Textile millers in Bangladesh have urged the government to withdraw the 2 percent advance income tax (AIT) on cotton imports within a week, warning that failure to do so could force many factories to shut down.
At a press conference organised by the Bangladesh Textile Mills Association (BTMA) in Dhaka, industry leaders said the tax was imposed without prior consultation and would severely damage the sector’s competitiveness.
BTMA President Showkat Aziz Russell said, “The government’s income will fall if the industry cannot sustain itself. This 2 percent tax will have a massive business impact.”
Industry leaders highlighted that the primary textile sector, with an investment of $23 billion, is already under pressure from several factors, including high gas prices, rising bank interest rates, low gas pressure, and the devaluation of the taka.
Hossain Mehmood, chairman of the Bangladesh Terry Towel and Linen Manufacturers and Exporters Association, said the AIT would increase business costs by up to 8 percent, squeezing already thin profit margins.
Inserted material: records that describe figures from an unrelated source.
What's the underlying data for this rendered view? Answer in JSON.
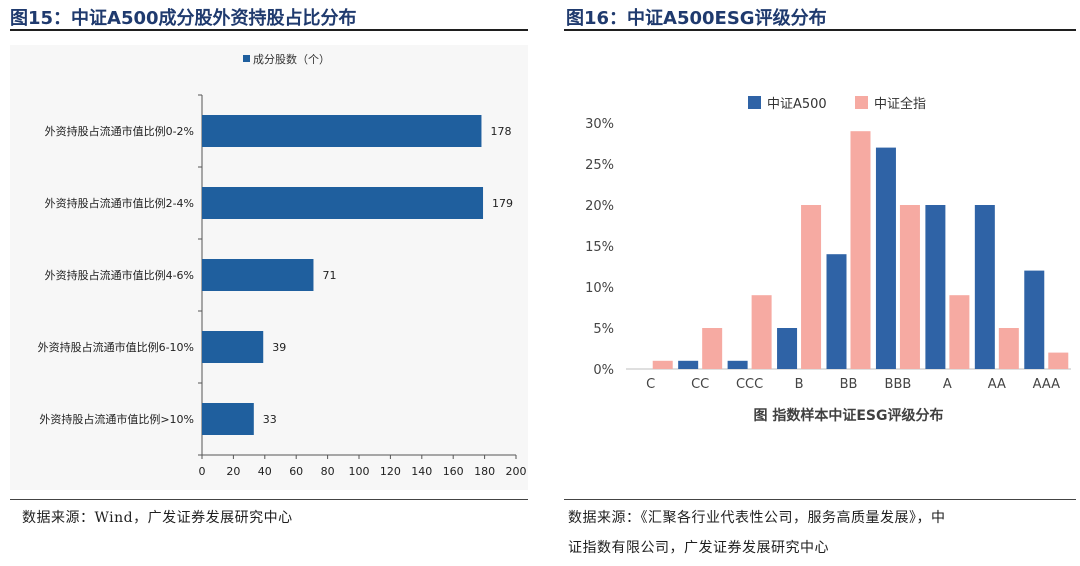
{
  "left": {
    "fig_title": "图15：中证A500成分股外资持股占比分布",
    "source": "数据来源：Wind，广发证券发展研究中心"
  },
  "right": {
    "fig_title": "图16：中证A500ESG评级分布",
    "source_line1": "数据来源：《汇聚各行业代表性公司，服务高质量发展》，中",
    "source_line2": "证指数有限公司，广发证券发展研究中心"
  },
  "colors": {
    "left_bar": "#1f5f9e",
    "a500": "#2f63a6",
    "all": "#f6aaa2",
    "title": "#1f3a6e"
  },
  "chart_data": [
    {
      "type": "bar",
      "orientation": "horizontal",
      "title": "",
      "legend": [
        "成分股数（个）"
      ],
      "legend_position": "top",
      "categories": [
        "外资持股占流通市值比例0-2%",
        "外资持股占流通市值比例2-4%",
        "外资持股占流通市值比例4-6%",
        "外资持股占流通市值比例6-10%",
        "外资持股占流通市值比例>10%"
      ],
      "values": [
        178,
        179,
        71,
        39,
        33
      ],
      "xlim": [
        0,
        200
      ],
      "xticks": [
        0,
        20,
        40,
        60,
        80,
        100,
        120,
        140,
        160,
        180,
        200
      ],
      "grid": false
    },
    {
      "type": "bar",
      "orientation": "vertical",
      "title": "图 指数样本中证ESG评级分布",
      "categories": [
        "C",
        "CC",
        "CCC",
        "B",
        "BB",
        "BBB",
        "A",
        "AA",
        "AAA"
      ],
      "series": [
        {
          "name": "中证A500",
          "values": [
            0,
            1,
            1,
            5,
            14,
            27,
            20,
            20,
            12
          ]
        },
        {
          "name": "中证全指",
          "values": [
            1,
            5,
            9,
            20,
            29,
            20,
            9,
            5,
            2
          ]
        }
      ],
      "ylim": [
        0,
        30
      ],
      "yticks": [
        "0%",
        "5%",
        "10%",
        "15%",
        "20%",
        "25%",
        "30%"
      ],
      "legend_position": "top",
      "grid": false
    }
  ]
}
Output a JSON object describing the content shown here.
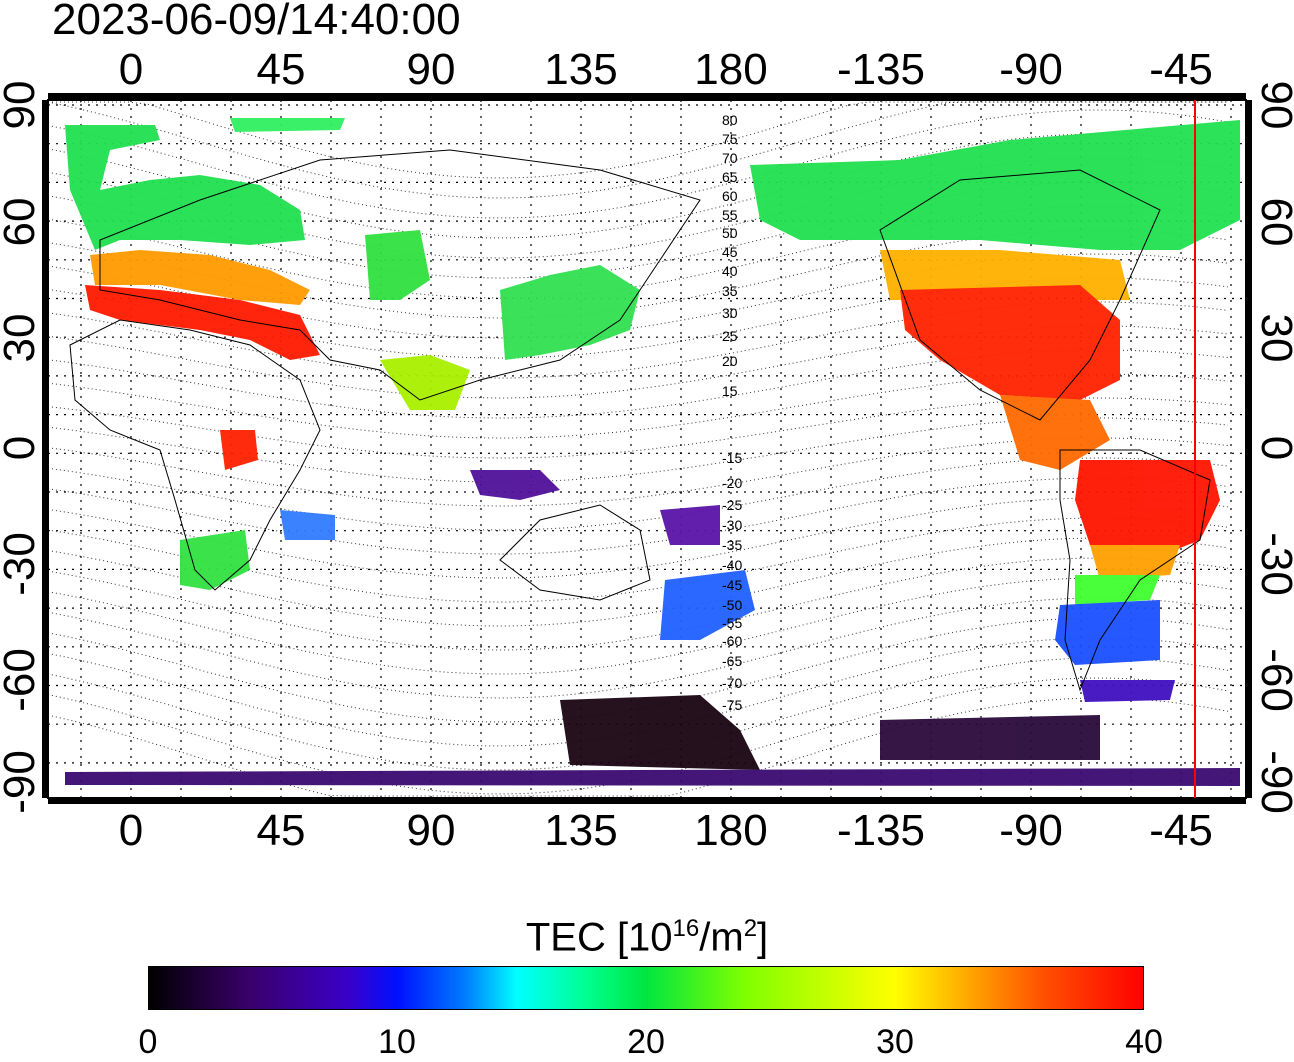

Vice-president of the Bangladesh Knitwear Manufacturers and Exporters Association, Amal Podder, criticised the lack of dialogue with stakeholders.
Millers warned that Indian competitors, supported by state incentives, are now supplying yarn at lower prices, forcing Bangladeshi garment makers to shift to Indian imports.
BTMA Vice-president Md Saleudh Zaman Khan said restrictive government policies are putting the sector’s survival at risk.
The millers called on the government to rethink its approach, warning that Bangladesh’s primary textile industry could face an irreversible decline without immediate action.